Vamos pensar um pouco, hoje, portanto, sobre música e psicanálise. Tigresa, do Caetano Veloso, sempre me fez pensar sobre o feminino. Afinal, Freud, mesmo, declarou em certo momento: “eu estudo a psiquê humana há mais de 30 anos e até hoje não sei o que querem as mulheres”.
Mas talvez quem nos dê uma dica preciosa seja Lacan, que nas suas fórmulas da sexuação nos diz que a mulher é não toda. Parece que ele diz assim: O gozo masculino é todo referido ao falo. Já o gozo feminino é não-todo fálico. E isso nos leva, segundo o seu esquema e formulações, a que os homens, ao final, são todos “meio parecidos” e as mulheres seriam “cada uma”, “únicas” de fato.

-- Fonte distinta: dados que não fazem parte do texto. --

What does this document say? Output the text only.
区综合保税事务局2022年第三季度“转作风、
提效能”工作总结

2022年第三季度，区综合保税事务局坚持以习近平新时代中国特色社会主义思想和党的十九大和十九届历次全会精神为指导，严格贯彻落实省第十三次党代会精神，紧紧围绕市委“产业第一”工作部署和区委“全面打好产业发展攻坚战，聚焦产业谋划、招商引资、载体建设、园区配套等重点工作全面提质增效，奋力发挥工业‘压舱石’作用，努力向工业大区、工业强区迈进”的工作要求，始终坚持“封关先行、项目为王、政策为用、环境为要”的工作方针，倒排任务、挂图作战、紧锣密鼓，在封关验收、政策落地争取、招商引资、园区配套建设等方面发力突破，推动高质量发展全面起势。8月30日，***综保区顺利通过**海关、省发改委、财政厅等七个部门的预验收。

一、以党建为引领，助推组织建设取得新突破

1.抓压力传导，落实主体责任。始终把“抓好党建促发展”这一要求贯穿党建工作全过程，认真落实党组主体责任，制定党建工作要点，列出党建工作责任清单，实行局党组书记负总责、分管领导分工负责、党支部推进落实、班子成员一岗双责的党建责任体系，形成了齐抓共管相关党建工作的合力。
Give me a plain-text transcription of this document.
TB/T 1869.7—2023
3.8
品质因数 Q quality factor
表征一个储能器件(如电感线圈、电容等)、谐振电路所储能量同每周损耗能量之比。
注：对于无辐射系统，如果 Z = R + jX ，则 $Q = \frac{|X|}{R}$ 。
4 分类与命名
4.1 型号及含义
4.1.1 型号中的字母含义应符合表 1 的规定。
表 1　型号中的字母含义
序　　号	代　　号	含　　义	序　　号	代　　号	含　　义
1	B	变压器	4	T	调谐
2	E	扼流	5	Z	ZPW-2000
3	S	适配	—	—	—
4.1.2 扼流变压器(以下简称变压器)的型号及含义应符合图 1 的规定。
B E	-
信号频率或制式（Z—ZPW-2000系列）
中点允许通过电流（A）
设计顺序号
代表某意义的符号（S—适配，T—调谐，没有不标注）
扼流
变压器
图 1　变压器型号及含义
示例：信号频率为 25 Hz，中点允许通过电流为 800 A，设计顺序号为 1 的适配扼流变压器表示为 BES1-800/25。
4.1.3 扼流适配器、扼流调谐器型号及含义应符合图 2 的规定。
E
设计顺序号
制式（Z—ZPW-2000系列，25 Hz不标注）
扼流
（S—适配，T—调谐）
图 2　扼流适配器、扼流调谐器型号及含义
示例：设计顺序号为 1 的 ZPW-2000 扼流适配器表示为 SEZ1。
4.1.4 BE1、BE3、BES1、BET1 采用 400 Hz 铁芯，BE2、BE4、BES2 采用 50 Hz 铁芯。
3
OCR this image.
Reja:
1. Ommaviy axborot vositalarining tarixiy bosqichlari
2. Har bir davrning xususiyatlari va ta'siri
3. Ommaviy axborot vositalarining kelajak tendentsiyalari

Ana Laura Prates nos lembra em seu livro de meados dos anos 90 “Feminilidade e Experiência Psicanalítica” sobre outro livro, de Camille Paglia – este, Personas Sexuais -, que conseguiu produzir bastante em torno da ideia do feminino e dos mitos que historicamente estiveram associados à mulher.
Desde a imagem relacionada ao poder de dar origem à vida, passando pelo mito grego das moiras que além de nascimento controlavam também a vida e a morte de homens e deuses e recordando do temor a um suposto saber hermético associado ao feminino – seriam as bruxas e feiticeiras da idade média.
Ou ainda ao relacionamento das alternâncias de humor ou personalidade associados a forças da natureza – fases da lua ou propriedades do próprio útero – hystheros, e daí a histeria. Ou seja, seres “pouco controláveis”, que escapariam ao racional.
De qualquer forma, ainda vemos isso tudo fascinando ou assustando alguns pobres homens que se veem às voltas com a sua própria feminilidade mal resolvida e, por isso mesmo, tendo que ser intensamente reprimida. Mas quando isso ocorre, muitas vezes a reação a essa repressão não fica restrita ao seu próprio imaginário. Infelizmente a reação ocorre contra o concreto que ele vê no mundo, ou seja, atacando o seu feminino inconciliável nas próprias mulheres. E eis que temos aí a misoginia em todo o seu espectro possível, do mero desrespeito e pouca consideração até o extremo hediondo dos feminicídios.
Lembrando sempre que aqui, nesta reflexão sobre Música e Psicanálise, estamos falando de todas as mulheres – qualquer que seja o corpo que estiverem habitando.